Un sottovalutato viaggio nel migliore songwriting americano,
o solo un lungo capriccio di una star scoppiata? La disputa sul valore degli
anni settanta del King Elvis Presley è
sempre aperta, anche ora che tira aria di rivalutazione, e magari ci si vergogna
meno a scrivere bene di un uomo che nel 1970 beveva il tè al fianco di Richard
Nixon mentre il rock, quello “serio”, contestava nelle piazze.

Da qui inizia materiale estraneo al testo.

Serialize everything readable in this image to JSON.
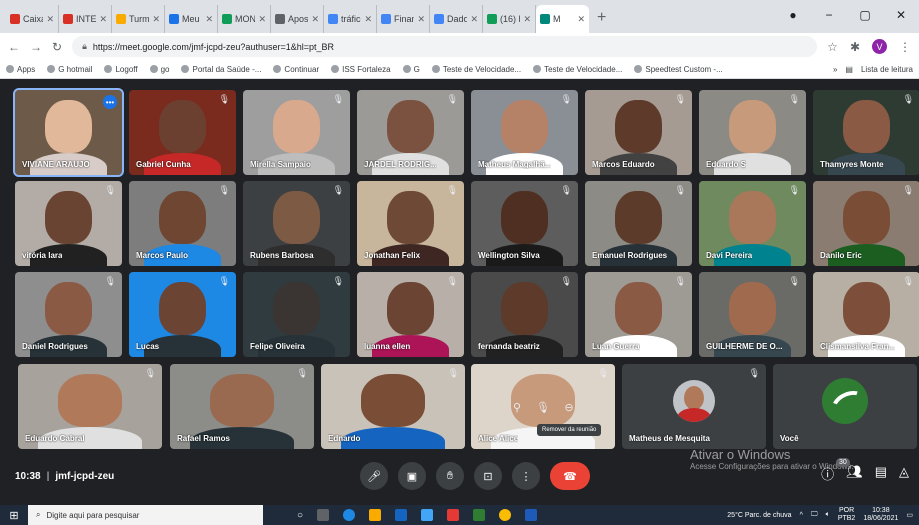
{
  "browser": {
    "tabs": [
      {
        "label": "Caixa",
        "color": "#d93025"
      },
      {
        "label": "INTEGR",
        "color": "#d93025"
      },
      {
        "label": "Turma",
        "color": "#f9ab00"
      },
      {
        "label": "Meu D",
        "color": "#1a73e8"
      },
      {
        "label": "MONI",
        "color": "#0f9d58"
      },
      {
        "label": "Aposti",
        "color": "#5f6368"
      },
      {
        "label": "tráfico",
        "color": "#4285f4"
      },
      {
        "label": "Finanç",
        "color": "#4285f4"
      },
      {
        "label": "Dados",
        "color": "#4285f4"
      },
      {
        "label": "(16) R",
        "color": "#0f9d58"
      },
      {
        "label": "M",
        "color": "#00897b",
        "active": true
      }
    ],
    "url": "https://meet.google.com/jmf-jcpd-zeu?authuser=1&hl=pt_BR",
    "profile_initial": "V",
    "bookmarks": [
      "Apps",
      "G hotmail",
      "Logoff",
      "go",
      "Portal da Saúde -...",
      "Continuar",
      "ISS Fortaleza",
      "G",
      "Teste de Velocidade...",
      "Teste de Velocidade...",
      "Speedtest Custom -..."
    ],
    "reading_list": "Lista de leitura"
  },
  "participants": [
    {
      "name": "VIVIANE ARAUJO",
      "bg": "#6d5a48",
      "skin": "#e2b89a",
      "shirt": "#d7ccc8",
      "active": true
    },
    {
      "name": "Gabriel Cunha",
      "bg": "#7a2b1e",
      "skin": "#6b4030",
      "shirt": "#c62828"
    },
    {
      "name": "Mirella Sampaio",
      "bg": "#9e9e9e",
      "skin": "#d9a98e",
      "shirt": "#bdbdbd"
    },
    {
      "name": "JARDEL RODRIG...",
      "bg": "#9c9a96",
      "skin": "#7b5140",
      "shirt": "#e0e0e0"
    },
    {
      "name": "Matheus Magalhã...",
      "bg": "#8a8f96",
      "skin": "#b58268",
      "shirt": "#ffffff"
    },
    {
      "name": "Marcos Eduardo",
      "bg": "#a59b93",
      "skin": "#5d3a2a",
      "shirt": "#424242"
    },
    {
      "name": "Eduardo S",
      "bg": "#8c8a84",
      "skin": "#c89a7c",
      "shirt": "#e0e0e0"
    },
    {
      "name": "Thamyres Monte",
      "bg": "#2e3b33",
      "skin": "#8a5a44",
      "shirt": "#37474f"
    },
    {
      "name": "vitória lara",
      "bg": "#b3aca6",
      "skin": "#6a4433",
      "shirt": "#212121"
    },
    {
      "name": "Marcos Paulo",
      "bg": "#7d7d7d",
      "skin": "#6e4632",
      "shirt": "#1e88e5"
    },
    {
      "name": "Rubens Barbosa",
      "bg": "#3c4043",
      "skin": "#7d5a44",
      "shirt": "#2e2e2e"
    },
    {
      "name": "Jonathan Felix",
      "bg": "#c7b69b",
      "skin": "#6e4a36",
      "shirt": "#3e2723"
    },
    {
      "name": "Wellington Silva",
      "bg": "#5d5d5d",
      "skin": "#4e2f22",
      "shirt": "#1a1a1a"
    },
    {
      "name": "Emanuel Rodrigues",
      "bg": "#8d8b85",
      "skin": "#5c3b2b",
      "shirt": "#263238"
    },
    {
      "name": "Davi Pereira",
      "bg": "#6f8a5e",
      "skin": "#a9775a",
      "shirt": "#00838f"
    },
    {
      "name": "Danilo Eric",
      "bg": "#8a7c70",
      "skin": "#7a4d37",
      "shirt": "#1b5e20"
    },
    {
      "name": "Daniel Rodrigues",
      "bg": "#8e8e8e",
      "skin": "#8a5a44",
      "shirt": "#263238"
    },
    {
      "name": "Lucas",
      "bg": "#1e88e5",
      "skin": "#6b4434",
      "shirt": "#263238"
    },
    {
      "name": "Felipe Oliveira",
      "bg": "#2f3b3f",
      "skin": "#3a3532",
      "shirt": "#263238"
    },
    {
      "name": "luanna ellen",
      "bg": "#b8b0a8",
      "skin": "#6b4434",
      "shirt": "#ad1457"
    },
    {
      "name": "fernanda beatriz",
      "bg": "#4a4a4a",
      "skin": "#5e3a2a",
      "shirt": "#212121"
    },
    {
      "name": "Luan Guerra",
      "bg": "#9e9a94",
      "skin": "#8a5a44",
      "shirt": "#ffffff"
    },
    {
      "name": "GUILHERME DE O...",
      "bg": "#6a6a66",
      "skin": "#a06a4e",
      "shirt": "#37474f"
    },
    {
      "name": "Clismansilva Fran...",
      "bg": "#b7afa4",
      "skin": "#7d4f3a",
      "shirt": "#ffffff"
    },
    {
      "name": "Eduardo Cabral",
      "bg": "#a7a29c",
      "skin": "#b07a5a",
      "shirt": "#e0e0e0"
    },
    {
      "name": "Rafael Ramos",
      "bg": "#8c8c88",
      "skin": "#9a6a50",
      "shirt": "#263238"
    },
    {
      "name": "Ednardo",
      "bg": "#c9c2b8",
      "skin": "#7a4d37",
      "shirt": "#1565c0"
    },
    {
      "name": "Alice Alice",
      "bg": "#ddd5ca",
      "skin": "#c89a7c",
      "shirt": "#f5f5f5",
      "hover": true
    },
    {
      "name": "Matheus de Mesquita",
      "bg": "#3c4043",
      "avatar": "photo"
    },
    {
      "name": "Você",
      "bg": "#3c4043",
      "avatar": "logo"
    }
  ],
  "hover_tooltip": "Remover da reunião",
  "meeting": {
    "time": "10:38",
    "code": "jmf-jcpd-zeu",
    "participant_badge": "30"
  },
  "watermark": {
    "line1": "Ativar o Windows",
    "line2": "Acesse Configurações para ativar o Windows."
  },
  "taskbar": {
    "search_placeholder": "Digite aqui para pesquisar",
    "weather": "25°C Parc. de chuva",
    "lang": "POR",
    "lang2": "PTB2",
    "time": "10:38",
    "date": "18/06/2021"
  }
}
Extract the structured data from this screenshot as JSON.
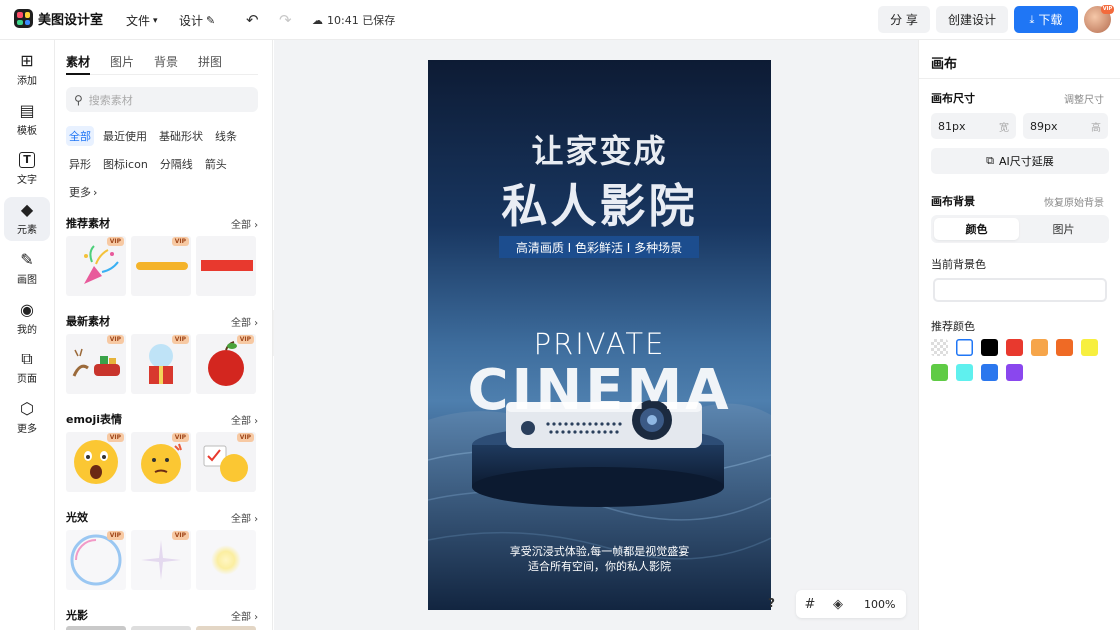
{
  "app": {
    "name": "美图设计室"
  },
  "topbar": {
    "file_menu": "文件",
    "design_menu": "设计",
    "save_status": "10:41 已保存",
    "share_label": "分 享",
    "create_label": "创建设计",
    "download_label": "下载",
    "avatar_badge": "VIP"
  },
  "rail": {
    "items": [
      {
        "label": "添加",
        "icon": "plus-square-icon"
      },
      {
        "label": "模板",
        "icon": "template-icon"
      },
      {
        "label": "文字",
        "icon": "text-icon"
      },
      {
        "label": "元素",
        "icon": "shapes-icon"
      },
      {
        "label": "画图",
        "icon": "draw-icon"
      },
      {
        "label": "我的",
        "icon": "user-icon"
      },
      {
        "label": "页面",
        "icon": "page-add-icon"
      },
      {
        "label": "更多",
        "icon": "cube-icon"
      }
    ],
    "active_index": 3
  },
  "panel": {
    "tabs": [
      "素材",
      "图片",
      "背景",
      "拼图"
    ],
    "search_placeholder": "搜索素材",
    "chips": [
      "全部",
      "最近使用",
      "基础形状",
      "线条",
      "异形",
      "图标icon",
      "分隔线",
      "箭头",
      "更多"
    ],
    "see_all": "全部",
    "vip": "VIP",
    "sections": [
      {
        "title": "推荐素材"
      },
      {
        "title": "最新素材"
      },
      {
        "title": "emoji表情"
      },
      {
        "title": "光效"
      },
      {
        "title": "光影"
      }
    ]
  },
  "poster": {
    "headline1": "让家变成",
    "headline2": "私人影院",
    "tagline": "高清画质 I 色彩鲜活 I 多种场景",
    "private": "PRIVATE",
    "cinema": "CINEMA",
    "footer1": "享受沉浸式体验,每一帧都是视觉盛宴",
    "footer2": "适合所有空间，你的私人影院"
  },
  "zoom": {
    "value": "100%",
    "help": "?"
  },
  "props": {
    "title": "画布",
    "size_label": "画布尺寸",
    "resize_link": "调整尺寸",
    "width_value": "81px",
    "width_unit": "宽",
    "height_value": "89px",
    "height_unit": "高",
    "ai_button": "AI尺寸延展",
    "bg_label": "画布背景",
    "reset_bg": "恢复原始背景",
    "seg_color": "颜色",
    "seg_image": "图片",
    "current_bg": "当前背景色",
    "recommend": "推荐颜色",
    "colors": [
      "transparent",
      "#ffffff",
      "#000000",
      "#e8392e",
      "#f6a54a",
      "#ef6a25",
      "#f7ef3f",
      "#5fcb45",
      "#5ff0ee",
      "#2b77ee",
      "#8a47ee"
    ]
  }
}
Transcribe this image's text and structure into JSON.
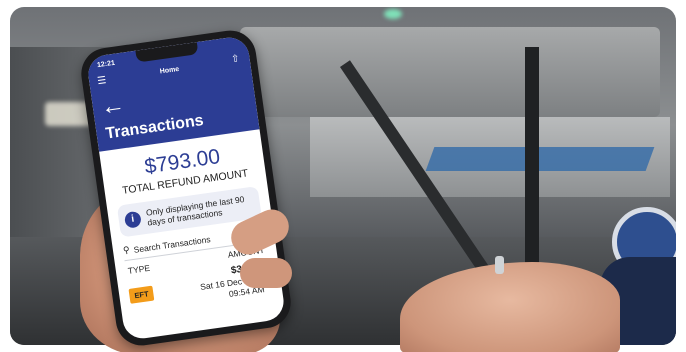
{
  "status": {
    "time": "12:21"
  },
  "header": {
    "home_title": "Home",
    "page_title": "Transactions",
    "menu_icon": "menu-icon",
    "share_icon": "share-icon",
    "back_icon": "back-arrow-icon"
  },
  "summary": {
    "amount": "$793.00",
    "label": "TOTAL REFUND AMOUNT"
  },
  "notice": {
    "text": "Only displaying the last 90 days of transactions"
  },
  "search": {
    "placeholder": "Search Transactions"
  },
  "table": {
    "columns": [
      "TYPE",
      "AMOUNT"
    ],
    "rows": [
      {
        "type": "EFT",
        "amount": "$39.40",
        "date": "Sat 16 Dec 2023",
        "time": "09:54 AM"
      }
    ]
  },
  "colors": {
    "brand_blue": "#2c3d94",
    "badge_orange": "#f39c1a"
  }
}
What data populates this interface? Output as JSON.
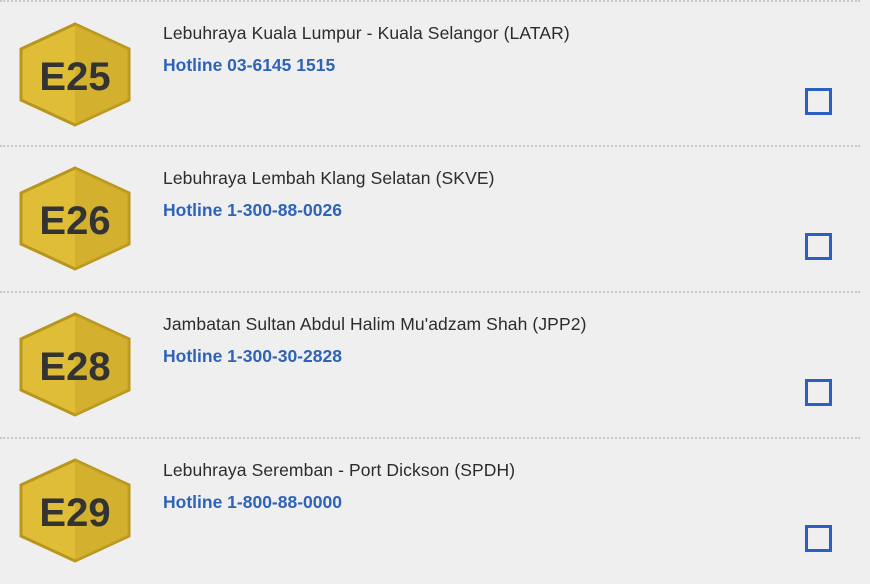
{
  "colors": {
    "background": "#efefef",
    "hotline": "#2f63b7",
    "checkbox": "#2b5fc1",
    "badge_fill": "#e0bd36",
    "badge_shade": "#c9a72a",
    "badge_border": "#b8961e",
    "badge_text": "#333333"
  },
  "highways": [
    {
      "code": "E25",
      "name": "Lebuhraya Kuala Lumpur - Kuala Selangor (LATAR)",
      "hotline": "Hotline 03-6145 1515",
      "checked": false
    },
    {
      "code": "E26",
      "name": "Lebuhraya Lembah Klang Selatan (SKVE)",
      "hotline": "Hotline 1-300-88-0026",
      "checked": false
    },
    {
      "code": "E28",
      "name": "Jambatan Sultan Abdul Halim Mu'adzam Shah (JPP2)",
      "hotline": "Hotline 1-300-30-2828",
      "checked": false
    },
    {
      "code": "E29",
      "name": "Lebuhraya Seremban - Port Dickson (SPDH)",
      "hotline": "Hotline 1-800-88-0000",
      "checked": false
    }
  ]
}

Certo, la nuova
edizione rimasterizzata e ampliata di Elvis Recorded Live on Stage in Memphis
(Sony) ci ricorda che nel 1974 il disco uscì esibendo senza ritegno la sfarzosa
entrata della sua villa di Graceland, dimenticandosi di una nazione ridotta in
rovine da una guerra persa e da un economia in piena implosione. Sarà per
quello che l’album non è mai stato troppo amato (unico suo live a non aver raggiunto lo status di disco di platino), vuoi anche
per una scaletta sbrigativamente tagliata, vuoi perché per molti fu l’ultimo
fuoco prima della discesa verso l’inferno. La nuova edizione però ripropone
l’intero concerto, riportando alla luce alcune perle come Steamroller Blues di James Taylor, le sempre imperdibili Suspicious Minds e Polk Salad Annie, e evergreen come Love Me Tender, Fever e Teddy
Bear/Don’t be Cruel. Nel secondo cd ci vengono invece offerte le prove del
concerto e qualche spezzone di una quinta serata del tour. Chicche per
collezionisti a parte, sentita nella sua versione completa, la performance
dimostra ancora una volta quanto Elvis avesse ancora molto da dare come
interprete, e come anche solo la scelta di affrontare l’American Trilogy di Mickey Newbury (una piccola suite antirazzista
sulla Guerra civile americana) era segno che non fosse proprio così rimbambito.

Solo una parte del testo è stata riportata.